Les grands groupes cotés, et pas seulement aux États-Unis, sortent des résultats en forte progression pour le premier trimestre. Bizarrement, les investisseurs sur les grands marchés boursiers, y semblent indifférents. Que craignent-ils ? Les économistes de Blackrock jugent ce scepticisme hors de propos.

Premier gérant d’actifs au monde, l’américain Blackrock ne comprend pas pourquoi les comptes trimestriels des grands groupes internationaux, en particulier ceux cotés à Wall Street, pourtant affichés en nette hausse, ne sont pas davantage salués par le marché.

En moyenne, les grandes capitalisations du marché boursier américain (indice S&P 500) ont fait progresser de 23% leurs résultats du premier trimestre, en partie grâce à la baisse de l’impôt sur les sociétés décidée par l’administration Trump. Et les ténors de la technologie (Apple, Google, Microsoft, etc.), eux, ont publié des résultats encore plus brillants, en hausse moyenne de 40%.

Pourtant, comme le souligne Richard Turnill, stratège pour les marchés mondiaux de Blackrock, «les investisseurs ont accueilli avec peu d’enthousiasme des résultats nettement supérieurs aux attentes d’un grand nombre d’entreprises cotées des pays développés», donc pas seulement américaines.

Cette relative apathie boursière contraste avec ce qui s’était passé les trimestres précédents : «L’évolution du marché reflétait alors les révisions à la hausse des bénéfices.»

Certes, les résultats des entreprises européennes et japonaises ont été «un peu plus mitigés, mais dans l’ensemble les réactions sur les cours dans les trois régions ont été décevantes».

Il ne faut pas chercher très loin la principale raison de cette prudence des investisseurs : «Le fait que les résultats soient proches de leur point culminant suscite des inquiétudes».

Privilégier les valeurs de technologies

Richard Turnill admet que la croissance des résultats des entreprises, en particulier américaines, aura du mal à être aussi vive. D’autant que la sortie des États-Unis de l’accord nucléaire avec l’Iran et la crainte d’un resserrement trop vif de la politique monétaire donnent de bonnes raisons aux investisseurs pour lever le pied.

Néanmoins, le stratège de Blackrock n’est pas loin de juger excessives ces craintes. Car les entreprises vont maintenir un «contrôle rigoureux des dépenses, afin de protéger les marges contre la hausse des coûts».

Richard Turnill se déclare même assez optimiste, car les entreprises, américaines en particulier, «disposent de liquidités abondantes du fait de leurs solides bénéfices et des baisses d’impôts et ces liquidités devraient stimuler les dépenses des entreprises sous forme de rachats d’actions, d’opérations de fusions-acquisitions et d’investissement».

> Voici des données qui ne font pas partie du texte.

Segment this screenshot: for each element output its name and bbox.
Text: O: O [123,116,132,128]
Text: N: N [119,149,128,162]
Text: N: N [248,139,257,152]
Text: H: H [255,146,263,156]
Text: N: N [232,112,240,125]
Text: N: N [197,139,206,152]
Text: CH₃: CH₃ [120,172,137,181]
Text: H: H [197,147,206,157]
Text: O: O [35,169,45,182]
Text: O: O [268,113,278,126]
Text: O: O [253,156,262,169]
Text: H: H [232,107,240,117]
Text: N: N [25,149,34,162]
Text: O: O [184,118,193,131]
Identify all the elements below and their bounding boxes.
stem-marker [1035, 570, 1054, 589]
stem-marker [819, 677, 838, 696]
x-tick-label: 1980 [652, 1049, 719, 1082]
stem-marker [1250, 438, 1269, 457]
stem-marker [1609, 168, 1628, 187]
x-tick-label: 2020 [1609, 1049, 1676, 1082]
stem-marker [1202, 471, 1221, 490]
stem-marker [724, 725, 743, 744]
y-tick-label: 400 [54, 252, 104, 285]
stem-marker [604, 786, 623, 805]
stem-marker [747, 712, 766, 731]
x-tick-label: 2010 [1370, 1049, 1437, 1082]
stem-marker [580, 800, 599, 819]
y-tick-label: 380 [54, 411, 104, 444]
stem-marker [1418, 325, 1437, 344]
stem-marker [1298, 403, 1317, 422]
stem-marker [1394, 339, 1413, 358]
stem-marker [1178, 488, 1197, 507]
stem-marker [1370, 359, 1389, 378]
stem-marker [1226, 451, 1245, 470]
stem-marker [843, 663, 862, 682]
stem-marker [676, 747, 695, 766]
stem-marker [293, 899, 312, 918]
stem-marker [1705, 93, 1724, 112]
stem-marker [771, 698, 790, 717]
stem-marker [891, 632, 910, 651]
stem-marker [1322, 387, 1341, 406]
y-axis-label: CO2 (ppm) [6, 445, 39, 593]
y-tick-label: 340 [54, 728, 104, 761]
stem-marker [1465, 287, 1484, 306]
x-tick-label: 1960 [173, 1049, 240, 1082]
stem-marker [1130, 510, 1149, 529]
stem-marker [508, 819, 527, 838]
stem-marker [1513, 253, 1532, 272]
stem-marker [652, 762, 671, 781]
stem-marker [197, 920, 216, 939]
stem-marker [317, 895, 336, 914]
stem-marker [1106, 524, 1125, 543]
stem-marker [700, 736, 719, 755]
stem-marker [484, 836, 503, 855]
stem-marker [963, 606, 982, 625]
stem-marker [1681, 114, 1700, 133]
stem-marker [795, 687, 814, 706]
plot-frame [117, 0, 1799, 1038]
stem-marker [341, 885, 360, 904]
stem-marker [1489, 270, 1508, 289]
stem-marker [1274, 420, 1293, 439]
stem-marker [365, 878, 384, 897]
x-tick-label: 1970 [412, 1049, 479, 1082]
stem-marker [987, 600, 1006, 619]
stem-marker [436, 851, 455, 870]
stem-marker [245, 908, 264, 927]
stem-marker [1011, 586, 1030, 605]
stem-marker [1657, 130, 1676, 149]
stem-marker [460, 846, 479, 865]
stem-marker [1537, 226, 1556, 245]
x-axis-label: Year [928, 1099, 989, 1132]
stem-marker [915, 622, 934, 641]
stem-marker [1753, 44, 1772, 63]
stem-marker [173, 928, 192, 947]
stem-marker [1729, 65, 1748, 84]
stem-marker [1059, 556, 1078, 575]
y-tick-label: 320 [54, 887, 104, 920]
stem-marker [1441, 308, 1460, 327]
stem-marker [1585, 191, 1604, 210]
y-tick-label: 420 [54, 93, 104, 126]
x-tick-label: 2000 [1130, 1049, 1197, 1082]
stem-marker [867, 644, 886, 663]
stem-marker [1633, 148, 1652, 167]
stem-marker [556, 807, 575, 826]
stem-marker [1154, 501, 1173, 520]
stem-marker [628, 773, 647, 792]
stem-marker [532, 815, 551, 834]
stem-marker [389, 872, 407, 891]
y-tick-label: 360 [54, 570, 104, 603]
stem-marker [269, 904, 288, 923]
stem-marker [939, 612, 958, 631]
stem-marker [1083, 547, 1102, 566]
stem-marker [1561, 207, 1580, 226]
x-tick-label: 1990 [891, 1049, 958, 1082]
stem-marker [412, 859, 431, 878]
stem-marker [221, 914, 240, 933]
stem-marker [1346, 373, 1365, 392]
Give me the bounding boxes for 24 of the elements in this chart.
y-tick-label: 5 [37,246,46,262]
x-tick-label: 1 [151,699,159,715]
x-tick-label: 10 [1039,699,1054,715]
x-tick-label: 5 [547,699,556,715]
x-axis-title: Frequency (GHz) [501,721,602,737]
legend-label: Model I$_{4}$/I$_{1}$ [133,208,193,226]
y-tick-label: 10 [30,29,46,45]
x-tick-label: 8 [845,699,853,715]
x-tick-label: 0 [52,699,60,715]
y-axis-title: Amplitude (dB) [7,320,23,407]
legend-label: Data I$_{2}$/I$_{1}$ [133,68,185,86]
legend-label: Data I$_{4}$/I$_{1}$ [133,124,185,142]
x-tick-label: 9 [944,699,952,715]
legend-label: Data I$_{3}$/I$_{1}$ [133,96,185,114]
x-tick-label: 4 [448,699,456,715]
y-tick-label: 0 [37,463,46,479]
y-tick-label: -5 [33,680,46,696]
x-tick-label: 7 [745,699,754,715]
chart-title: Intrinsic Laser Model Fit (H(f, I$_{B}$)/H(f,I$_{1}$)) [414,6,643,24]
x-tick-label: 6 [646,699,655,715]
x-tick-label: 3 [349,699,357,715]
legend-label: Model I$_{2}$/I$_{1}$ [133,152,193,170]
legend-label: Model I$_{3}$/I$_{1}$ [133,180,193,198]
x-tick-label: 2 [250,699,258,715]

Reste que les perspectives de croissance des ventes lui semblent meilleures aux États-Unis que dans les autres pays développés. Le stratège fait donc preuve d’un optimisme mesuré : «Nous anticipons une hausse des bénéfices des entreprises capables d’enregistrer une croissance de leurs ventes et de maîtriser leurs dépenses, puisque les coûts de production augmentent à mesure que le cycle économique gagne en maturité.

Le stratège estime à cet égard que les cours des actions «ne semblent pas totalement refléter ces perspectives, car compte tenu de la bonne santé des entreprises dans l’ensemble des régions, notre scénario central prévoit que le cycle est susceptible de perdurer».

Et, sur le marché américain, explique Richard Turnill sans surprendre, «nous préférons les secteurs offrant des marges élevées et des flux de trésorerie abondants, comme les technologies, aux valeurs défensives à faible croissance.»